Monday, 23 December 2019

Hollywood Here I Come

I once woke up outside Bakersfield hungover and disoriented. I should have known exactly where we were as hometown hero Merle Haggard had just come on the car radio. 

We had intended to visit LA but the back seat of our car went on fire somewhere in the Mojave Desert so instead we pressed on for our ultimate destination, San Francisco.

If that all sounds a little vague, that was the mood back in the GPS-less mid-70’s whilst doing one’s obligatory Keroauc On The Road trip from Brooklyn to the Wild West.

My friend, Bob Schwenk and I had contracted to drive a brand new Audi to the City on the Bay for a very unlucky stockbroker who was relocating there. 

We hit black ice some hours out of NYC, barely missed a state trooper and collided with a jackknifed truck on Route 80.

After managing to beat a reckless driving charge, a very large auto mechanic stood on the hood of the brand new Audi with a sledgehammer and beat it back into some kind of shape, then bound it with a huge metal chain and off we went. 

Let’s just say it was not a happy day for the stockbroker when we chugged down the driveway of his lovely Mill Valley residence.

I did finally make it to LA in some triumph in the early 90’s when Black 47 was the next big thing. 

Funky CeilĂ­ had just been deemed the most played song on Alternative Radio when EMI Records flew Chris Byrne and yours truly out to do two solid 10-hour days of radio interviews. 

Now anyone can have a great time talking about themselves for an hour or so, but try doing it 10-hours straight two days in a row! It literally drove us to drink, not an unknown destination in those years.

Soon thereafter, the whole band and crew were flown out to do the Jay Leno Show. What an hilarious, salty guy – offstage - and then so staid the minute the cameras rolled!

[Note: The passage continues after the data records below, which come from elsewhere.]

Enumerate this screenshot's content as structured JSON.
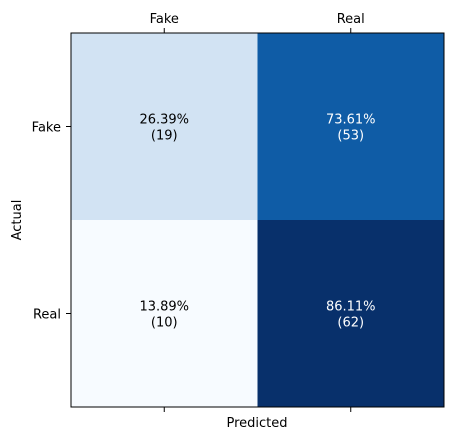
{
  "chart_data": {
    "type": "heatmap",
    "title": "",
    "xlabel": "Predicted",
    "ylabel": "Actual",
    "x_categories": [
      "Fake",
      "Real"
    ],
    "y_categories": [
      "Fake",
      "Real"
    ],
    "x_tick_position": "top-and-bottom",
    "values": [
      [
        26.39,
        73.61
      ],
      [
        13.89,
        86.11
      ]
    ],
    "counts": [
      [
        19,
        53
      ],
      [
        10,
        62
      ]
    ],
    "cell_labels": [
      [
        "26.39%",
        "(19)",
        "73.61%",
        "(53)"
      ],
      [
        "13.89%",
        "(10)",
        "86.11%",
        "(62)"
      ]
    ],
    "cell_colors": [
      [
        "#d2e3f3",
        "#0f5ca6"
      ],
      [
        "#f7fbff",
        "#08306b"
      ]
    ],
    "text_colors": [
      [
        "#000000",
        "#ffffff"
      ],
      [
        "#000000",
        "#ffffff"
      ]
    ],
    "colormap": "Blues",
    "grid": false
  }
}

I didn’t care, George Foreman was also a guest and being a boxing fanatic I couldn’t believe I was shaking hands with the man. His hands, by the way, were incredulously large and soft.

Hollywood was like a dream, but then Elliot Roberts was our manager and Elliot knew everyone – from the busboys all the way up to God. He never introduced me to God but just about everyone else.

Speaking of God, Black 47 always stayed at the Continental Hyatt (Riot House) on Sunset Boulevard, wherein lived Little Richard. At that time he was the self proclaimed King - and Queen - of Rock & Roll.  

Imagine a punk kid from Wexford hanging with this jewel-bedecked legend packing a large bible under his arm. 

He appeared to be preaching a mixture of fundamentalist Southern Christianity and equal opportunity sexuality – a lethal combination.

One of the Black 47 members after encountering him in the elevator famously noted, “I didn’t know whether he wanted to save me or… (I’ll leave it to your imagination.)

Ah, there was nothing quite like the dying days of Rock & Roll hedonism on Sunset Boulevard when men were men and sheep were nervous.

Hollywood was the land of opportunity. I got a call one day from a Vice-President of Fox TV wishing to buy the rights of Liverpool Fantasy, a play I’d written about The Beatles – if they hadn’t made it.

I made a huge mistake by asking Elliot Roberts to negotiate the deal. Elliot, without ever reading the play, stated straight out to the Vice-President that Liverpool Fantasy was a big-screen movie and that we were merely dropping by as a courtesy while on our way to gather offers from the major studios.

The Fox guy offered 50 grand on the spot as a good faith payment with more to come and a definite shooting schedule.

We passed. That was Southern California for you – the golden land of missed opportunity.

But hey, I’m ready for another shot. I just need to find a brand new Audi drive away and locate my well-thumbed copy of On The Road.

With a GPS this time there’ll be no stopping me. Hollywood, here I come!